At Lit Fest, Beth will be teaching Nonfiction Think Tank, a nontraditional advanced workshop about any and all forms of nonfiction.


Meghan O'Rourke

Meghan O’Rourke is a bestselling author, poet, and speaker, working at the intersection of health, illness, and social psychology, with the goal of helping people think and feel better. She is the author of the poetry collections Sun In DaysOnce, and Halflife, as well as the memoirs The Invisible Kingdom and The Long Goodbye.
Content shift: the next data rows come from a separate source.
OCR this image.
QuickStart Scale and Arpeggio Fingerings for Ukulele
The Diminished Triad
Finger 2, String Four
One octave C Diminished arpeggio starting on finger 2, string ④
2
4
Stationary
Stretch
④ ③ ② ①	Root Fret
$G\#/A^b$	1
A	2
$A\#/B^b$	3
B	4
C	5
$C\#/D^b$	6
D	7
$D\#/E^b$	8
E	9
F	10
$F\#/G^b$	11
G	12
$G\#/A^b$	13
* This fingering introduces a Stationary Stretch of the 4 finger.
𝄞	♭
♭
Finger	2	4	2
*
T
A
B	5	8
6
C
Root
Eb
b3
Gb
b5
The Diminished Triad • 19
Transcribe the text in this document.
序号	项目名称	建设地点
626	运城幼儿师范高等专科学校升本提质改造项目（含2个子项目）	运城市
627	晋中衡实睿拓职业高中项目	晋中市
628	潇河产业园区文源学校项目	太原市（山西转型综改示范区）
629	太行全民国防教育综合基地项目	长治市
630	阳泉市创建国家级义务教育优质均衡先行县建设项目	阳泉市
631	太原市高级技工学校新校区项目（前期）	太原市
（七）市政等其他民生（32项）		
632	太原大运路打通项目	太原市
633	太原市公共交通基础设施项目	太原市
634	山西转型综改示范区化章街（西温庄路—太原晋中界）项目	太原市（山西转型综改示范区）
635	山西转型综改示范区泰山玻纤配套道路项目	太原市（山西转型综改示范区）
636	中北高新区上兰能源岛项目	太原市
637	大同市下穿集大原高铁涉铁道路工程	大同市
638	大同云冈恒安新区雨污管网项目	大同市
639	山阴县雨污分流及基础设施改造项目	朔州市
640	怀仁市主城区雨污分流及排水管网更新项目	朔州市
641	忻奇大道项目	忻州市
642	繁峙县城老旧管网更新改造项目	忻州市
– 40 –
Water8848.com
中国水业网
The recipient of a Guggenheim Fellowship, a Lannan Literary Fellowship, two Pushcart Prizes, and the inaugural May Sarton Poetry Prize, among her many other awards, O’Rourke writes for The New Yorker, The Atlantic Monthly, and is the editor of The Yale Review. O’Rourke resides in Brooklyn, where she grew up, and Marfa, TX.

At Lit Fest, Meghan will be teaching Writing the Messy Past, a weekend nonfiction intensive on the material that haunts and troubles us and the things we don't yet know how to feel about. 

What has been inspiring you lately in your work? "My main focus right now is just trying to be at my desk every day! But as ever, reading great new work—lately, Teju Cole's Tremor, Robyn Schiff's Information Desk—is inspiring."

What’s your workshop style, and what can people expect at Lit Fest? "I like to look at new work as an editor might, diving in to talk about the macro and micro issues of a given piece, l always start by asking students to describe a piece's formal choices and its main themes, so we really lay the object on the table the way a critic might. Often it's this simple act of describing the work back to the writer that proves most illuminating to them."